1. The Butyrate-Chromatin Link: Butyrate, especially from Faecalibacterium and Roseburia, inhibits HDACs, promoting histone acetylation at many loci. We hypothesize it has a selective repressive effect on CDKN2A/B. Its age-related decline would thus cause locus-specific de-repression. This explains the paradox: the correlation between hypermethylation and expression may reflect a shift to a "poised" or "transcription-ready" state enabled by histone modification changes, with DNA methylation alterations being a secondary, reinforcing mark.
2. Spatial Specificity: The brain and enteric nervous system are uniquely dependent on systemic butyrate (crossing the blood-brain and enteric barriers).
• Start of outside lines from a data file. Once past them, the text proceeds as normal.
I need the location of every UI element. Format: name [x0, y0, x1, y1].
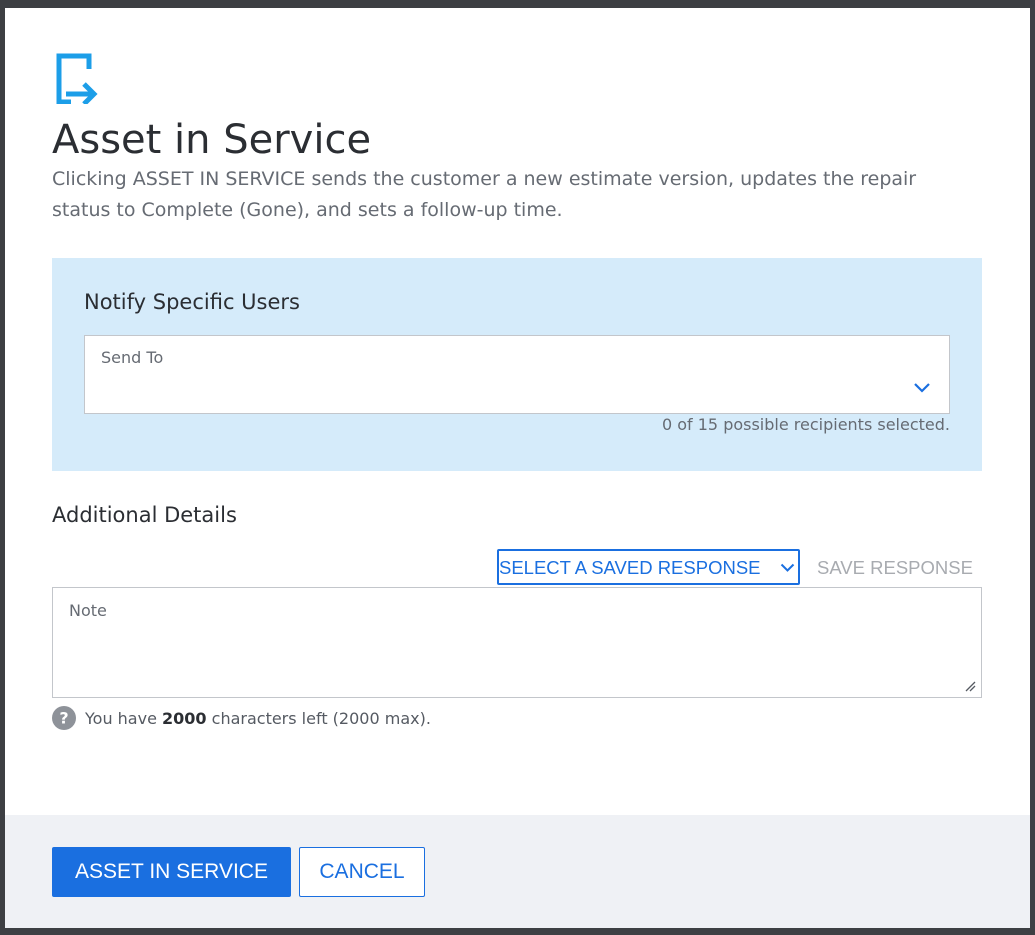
- notify-users-panel: Notify Specific Users Send To 0 of 15 po…: [52, 258, 982, 471]
- note-textarea[interactable]: Note: [52, 587, 982, 698]
- chevron-down-icon[interactable]: [913, 382, 931, 394]
- notify-users-title: Notify Specific Users: [84, 290, 300, 314]
- dialog-body: Asset in Service Clicking ASSET IN SERVI…: [5, 8, 1030, 815]
- send-to-label: Send To: [101, 348, 164, 367]
- resize-handle-icon[interactable]: [964, 680, 976, 692]
- help-icon[interactable]: ?: [52, 706, 76, 730]
- asset-in-service-button[interactable]: ASSET IN SERVICE: [52, 847, 291, 897]
- recipients-status: 0 of 15 possible recipients selected.: [661, 415, 950, 434]
- asset-in-service-dialog: Asset in Service Clicking ASSET IN SERVI…: [5, 8, 1030, 928]
- chars-suffix: characters left (2000 max).: [211, 708, 431, 728]
- save-response-button[interactable]: SAVE RESPONSE: [817, 557, 973, 579]
- select-saved-response-button[interactable]: SELECT A SAVED RESPONSE: [497, 549, 800, 585]
- select-saved-response-label: SELECT A SAVED RESPONSE: [499, 557, 761, 578]
- chars-prefix: You have: [85, 708, 157, 728]
- exit-arrow-icon: [56, 53, 98, 104]
- dialog-description: Clicking ASSET IN SERVICE sends the cust…: [52, 168, 917, 221]
- chars-left-count: 2000: [162, 708, 207, 728]
- dialog-footer: ASSET IN SERVICE CANCEL: [5, 815, 1030, 928]
- cancel-button[interactable]: CANCEL: [299, 847, 425, 897]
- character-count: ? You have 2000 characters left (2000 ma…: [52, 706, 431, 730]
- dialog-title: Asset in Service: [52, 117, 372, 163]
- svg-text:?: ?: [59, 709, 68, 728]
- send-to-select[interactable]: Send To: [84, 335, 950, 414]
- note-label: Note: [69, 601, 107, 620]
- additional-details-title: Additional Details: [52, 503, 237, 527]
- chevron-down-icon: [780, 563, 795, 572]
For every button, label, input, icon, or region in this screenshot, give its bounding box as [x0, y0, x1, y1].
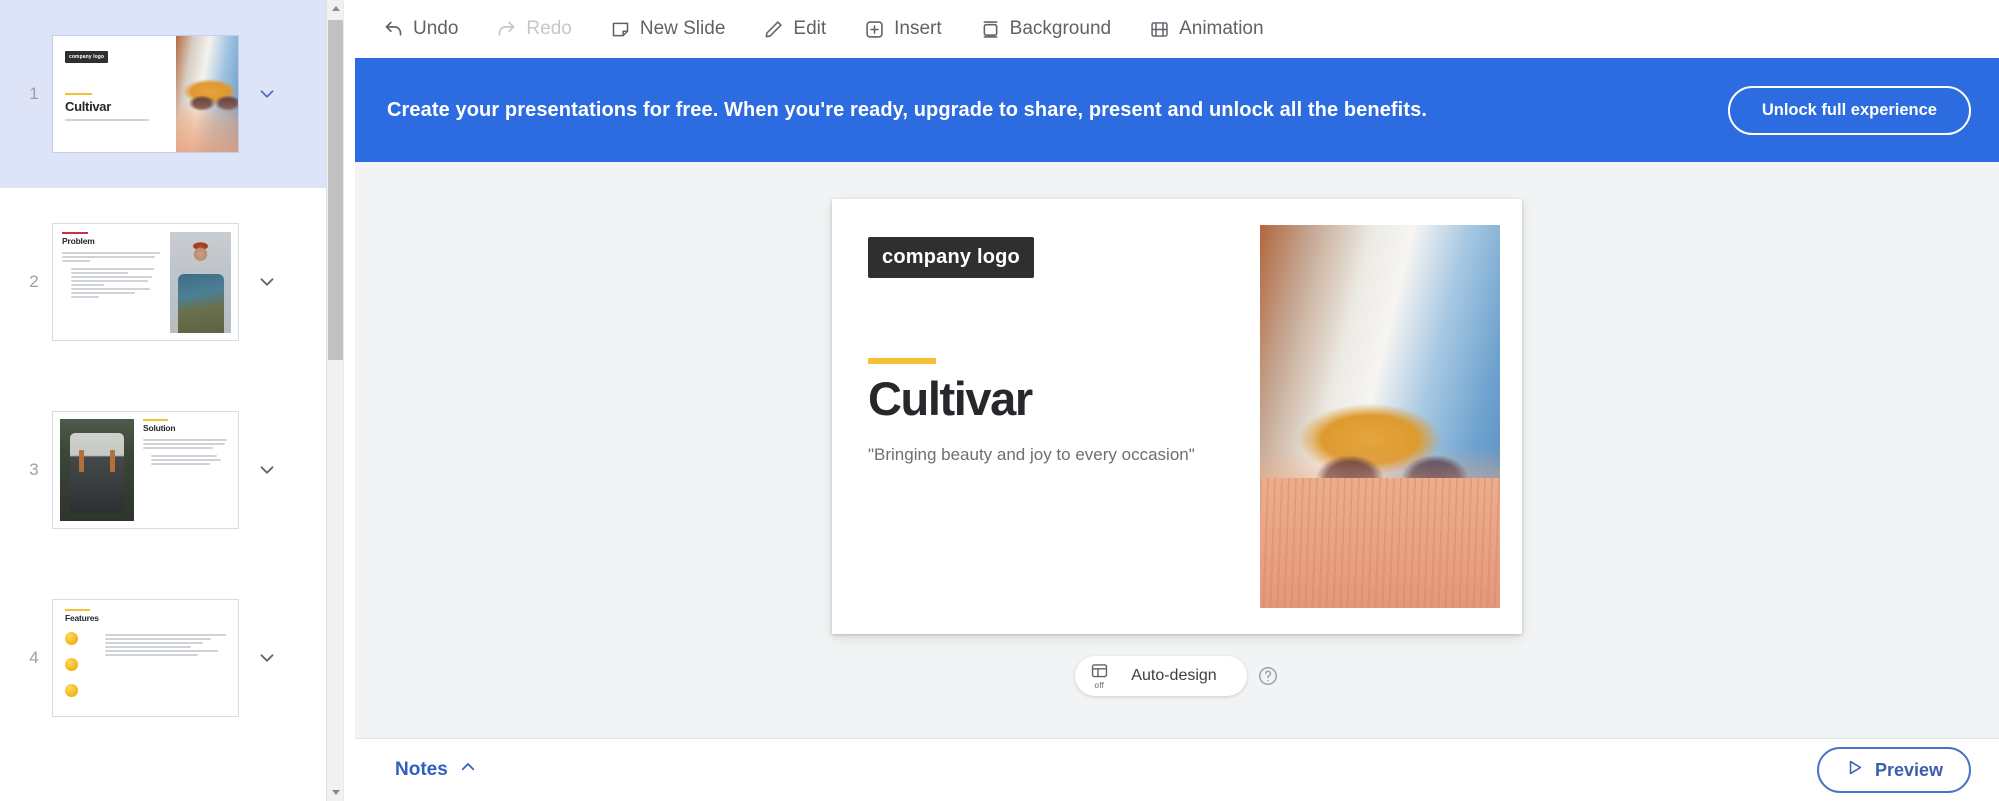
- thumb-title: Solution: [143, 423, 231, 433]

Other tissues, like kidney, show tissue-specific caloric restriction effects, aligning with variable reliance on this microbial metabolite.
3. Bidirectional Amplification Loop: Enteric neuron senescence from this same process compromises gut tight junctions, increasing systemic endotoxin (LPS) and IL-6. IL-6 potentiates Ets-1 activity, which then further drives CDKN2A transcription in primed brain cells, completing a vicious cycle initiated by microbial aging.

Testable predictions:

1. Germ-free or antibiotic-treated aged mice will show reduced brain (hippocampal, subventricular zone) and enteric nervous system CDKN2A expression compared to conventionally aged mice, which will be restored by butyrate supplementation but not by non-HDAC inhibitory short-chain fatty acids like propionate.
2. In human cohort studies, low circulating butyrate levels (or low fecal butyrate producer abundance) will correlate more strongly with blood CDKN2A methylation/expression and cognitive metrics than with peripheral senescence markers like p21.
3. Direct chromatin immunoprecipitation (ChIP-seq) on hippocampal tissue from young vs. old, butyrate-supplemented vs. control mice will show a specific reduction in H3K4me3 and HDAC occupancy at the CDKN2A locus in the supplemented group, without a global decrease in activating marks.

This model positions the aging microbiome as a master regulator of a key senescence locus, transforming a correlational gut-brain axis into a tractable, epigenetically defined signaling pathway.